Но вот огонь добрался до земельных насыпей, отделяющих его от остального поля, их успели насыпать, как только все началось. Сухие колосья быстро сгорели, и огонь начал уменьшатся, пока не исчез полностью, оставляя после себя столб дыма, но его уже нельзя было различить на фоне черного неба. Пламя перестало освещать, и теперь только Луна слабо светила на землю и тлеющие остатки колосьев. Неужели это все? Промелькнула мысль в голове.
- Потух! – послышался радостный возглас где-то с поля. – Потух! – и все поле заполнилось радостными возгласами.
Все вышли из воды и примостились отдыхать на берегу. Камилла тоже немного отдохнула, растирая онемевшие конечности. А потом сразу побежала вверх на остывающие поля, по вязкой земле, словно тесто, ноги по щиколотку проваливались с чавкающим звуком. Все вокруг было черно словно ночь, воздух наполнял горелый запах, а глаза слезились от последнего дыма. На полях все еще суетились, помогали пострадавшим обрабатывать ожоги, других поднимали на ноги и относили в деревню, остальные собирали ведра, лопаты и другие инструменты. В стороне не остались даже солдаты из замка господина, помогающие всем, чем смогут. Все черные и измазанные как само поле. Но все равно на душе было не спокойно, Камилла не видела своего мужа, и в голову начали приходить совершенно страшные мысли. А вдруг его окружил огонь и никто не увидел его, вдруг он сильно обжегся, или он где-то лежит, надышавшись дыма?
- Микаэль, – позвала Камилла, – Микаэль.
Она обернулась и сквозь расходящихся крестьян увидела его, а может она ошибалась, ведь все в округе на одно черное лицо, но сердце подсказывало, что это он. Измазанный черной сажей, грязью и уставший, просто стоял и смотрел на нее, через проходящих мимо людей. Камилла побежала к нему, ее ноги с таким же чавканьем, как и раньше, проваливались в жидкую жижу, но она не замечала и бежала вперед. Они встретились, и она крепко обняла его.
- Ты жив, дорогой. – ласково и тихо произнесла она. – Жив.
- Ну а как еще? – почувствовала взаимные объятья.
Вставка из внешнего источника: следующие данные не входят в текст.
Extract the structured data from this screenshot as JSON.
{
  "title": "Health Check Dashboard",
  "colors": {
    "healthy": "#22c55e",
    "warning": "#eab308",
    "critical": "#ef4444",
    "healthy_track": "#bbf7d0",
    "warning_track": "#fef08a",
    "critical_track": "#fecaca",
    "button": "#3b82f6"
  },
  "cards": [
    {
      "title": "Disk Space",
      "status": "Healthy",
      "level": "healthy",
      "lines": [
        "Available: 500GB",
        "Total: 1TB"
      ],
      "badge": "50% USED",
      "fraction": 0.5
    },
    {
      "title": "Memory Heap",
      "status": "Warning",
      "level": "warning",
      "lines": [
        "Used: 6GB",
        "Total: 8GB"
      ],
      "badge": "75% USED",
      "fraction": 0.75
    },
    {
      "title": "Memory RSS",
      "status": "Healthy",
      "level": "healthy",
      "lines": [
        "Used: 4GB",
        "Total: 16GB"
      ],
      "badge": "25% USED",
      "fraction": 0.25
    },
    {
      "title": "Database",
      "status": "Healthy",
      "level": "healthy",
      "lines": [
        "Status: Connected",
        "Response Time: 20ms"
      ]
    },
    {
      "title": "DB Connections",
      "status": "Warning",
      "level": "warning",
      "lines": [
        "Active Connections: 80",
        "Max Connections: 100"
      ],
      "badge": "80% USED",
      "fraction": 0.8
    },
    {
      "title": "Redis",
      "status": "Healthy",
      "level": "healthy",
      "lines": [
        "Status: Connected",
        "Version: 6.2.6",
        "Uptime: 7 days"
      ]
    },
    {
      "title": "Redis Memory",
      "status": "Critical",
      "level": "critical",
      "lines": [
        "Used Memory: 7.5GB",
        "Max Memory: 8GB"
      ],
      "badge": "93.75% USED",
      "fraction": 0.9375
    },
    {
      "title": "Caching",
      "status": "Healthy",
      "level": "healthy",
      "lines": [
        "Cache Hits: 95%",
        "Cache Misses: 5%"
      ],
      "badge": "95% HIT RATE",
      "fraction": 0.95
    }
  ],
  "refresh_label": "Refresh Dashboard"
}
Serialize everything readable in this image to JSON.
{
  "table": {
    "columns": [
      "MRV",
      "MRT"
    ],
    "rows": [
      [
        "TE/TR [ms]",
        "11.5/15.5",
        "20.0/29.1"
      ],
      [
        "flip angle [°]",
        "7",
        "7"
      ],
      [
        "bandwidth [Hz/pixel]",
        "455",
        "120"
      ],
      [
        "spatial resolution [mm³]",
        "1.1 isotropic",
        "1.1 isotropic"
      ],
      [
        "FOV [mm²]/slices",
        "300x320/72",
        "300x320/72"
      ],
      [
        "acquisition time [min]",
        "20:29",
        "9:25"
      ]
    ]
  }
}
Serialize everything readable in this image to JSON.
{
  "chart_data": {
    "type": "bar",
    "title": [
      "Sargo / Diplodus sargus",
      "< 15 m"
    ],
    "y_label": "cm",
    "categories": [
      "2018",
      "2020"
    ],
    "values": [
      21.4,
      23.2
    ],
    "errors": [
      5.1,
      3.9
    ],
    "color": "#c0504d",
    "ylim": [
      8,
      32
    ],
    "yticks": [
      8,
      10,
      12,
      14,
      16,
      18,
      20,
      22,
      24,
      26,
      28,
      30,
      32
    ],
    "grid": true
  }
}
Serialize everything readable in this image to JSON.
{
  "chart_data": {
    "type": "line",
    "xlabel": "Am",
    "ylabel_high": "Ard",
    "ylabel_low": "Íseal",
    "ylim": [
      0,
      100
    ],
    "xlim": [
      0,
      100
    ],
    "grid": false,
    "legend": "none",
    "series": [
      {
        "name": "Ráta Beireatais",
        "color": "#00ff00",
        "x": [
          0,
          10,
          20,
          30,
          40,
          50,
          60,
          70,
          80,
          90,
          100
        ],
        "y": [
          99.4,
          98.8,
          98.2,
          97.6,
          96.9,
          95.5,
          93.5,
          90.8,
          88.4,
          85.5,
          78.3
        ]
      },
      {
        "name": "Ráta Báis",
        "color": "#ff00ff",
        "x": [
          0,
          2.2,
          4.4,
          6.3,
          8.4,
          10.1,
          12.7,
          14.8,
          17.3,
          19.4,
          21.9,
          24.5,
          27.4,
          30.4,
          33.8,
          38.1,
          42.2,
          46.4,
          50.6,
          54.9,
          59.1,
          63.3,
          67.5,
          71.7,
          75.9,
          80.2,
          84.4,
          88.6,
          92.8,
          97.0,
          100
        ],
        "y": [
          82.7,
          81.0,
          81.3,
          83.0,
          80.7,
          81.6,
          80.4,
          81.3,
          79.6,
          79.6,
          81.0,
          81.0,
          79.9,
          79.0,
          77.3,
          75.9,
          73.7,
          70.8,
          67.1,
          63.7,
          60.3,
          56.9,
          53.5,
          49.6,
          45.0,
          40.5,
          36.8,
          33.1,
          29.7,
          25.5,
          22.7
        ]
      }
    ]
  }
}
- Твоя рука! – правый рукав Микаэля был изодран и испачкан в крови.
- Мелочь, заживет.
На душе стало так легко и спокойно, что Камилла вмиг забыла про ноющие ноги, и вообще про все заботы до этого момента, так и стояла в крепких объятиях мужа. Камилла знала, что пока они есть друг у друга, у них все будет в порядке, Алисон выздоровеет, а урожая с полей хватит всем на зиму, и они будут жить счастливо насколько это возможно.
Так и завершился один день из многих похожих друг на друга, словно зернышки овса.
Дом Камиллы ничем не отличался от других, на деревянном заборе сушилась глиняная утварь, на заднем дворе вовсю гогочут гуси и кудахчут курицы. Камилла развесила одежду на деревянную сушилку, посреди двора, и отправилась на задний двор. Проходя мимо хлева, он был пуст, Джозеф, ее старший сын, уже помогал отцу пасти скот, и видимо еще не вернулся. На ежедневной стирке работа не заканчивалась, ее всегда ждали голодные рты, как в доме, так и на заднем дворе. Камилла взяла из хранилища специально приготовленную корзину с зернами овса, и высыпала их птицам. Вообще ее работа никогда не заканчивалась, то приготовь и накорми, то выстирай и зашей рубашку, а то и сшей новую, то приберись и вымой утварь, все это так изматывает на протяжении всей жизни. В такие моменты Камилла всегда задумывалась о дочке, если бы ей помогали по хозяйству, но такие мысли постоянно напоминали ей об потери родной дочери, от болезни, бушующей в деревне несколько лет назад, а от этого становилось еще больнее на душе. Камилла подошла к ведру доверху наполненной водой, в нем отразилось ее уставшее лицо, трудящейся день за днем женщины, матери и жены. Черные локоны выглядывали из-под чепца, и стремились вниз, вокруг голубых глаз, вдоль худого лица, маленького носа, впалых щек и острого подбородка. Она провела кончиками пальцев вдоль контура лица, огибая новые и старые морщинки, набрала полные ладони прохладной родниковой воды, умылась, а затем напилась вдоволь.
Входная дверь покосилась в сторону и теперь над ней зияла дыра. Открывая ее, дерево заскрипело, словно вот-вот распадется на щепки. Ее семья жила бедно, одна большая кровать на всю семью, лавка и плохо обработанный деревянный стол, в углу стояла небольшая печь, в другом углу лежали орудия труда вместе с шатким сундуком для одежды, пол был покрыт землей. У Камиллы был еще один сын, второй по старшинству из трех, Алисон, но он был сильно болен, и лежал укрытый единственным одеялом. У нее разрывалось сердце, когда она смотрела на его слабое и почти бледное маленькое личико, и еле сдерживала слезы каждый раз. Камилла с ее мужем Микаэлем готовилась к худшему исходу, но не переставала молиться и верить в чудо. Рядом с Алисоном сидела Энн, мать Микаэля, и рассказывала сказку мальчику.
-… Он был в красивых доспехах, и на своем боевом коне помчался вперед… А вот и твоя мама вернулась.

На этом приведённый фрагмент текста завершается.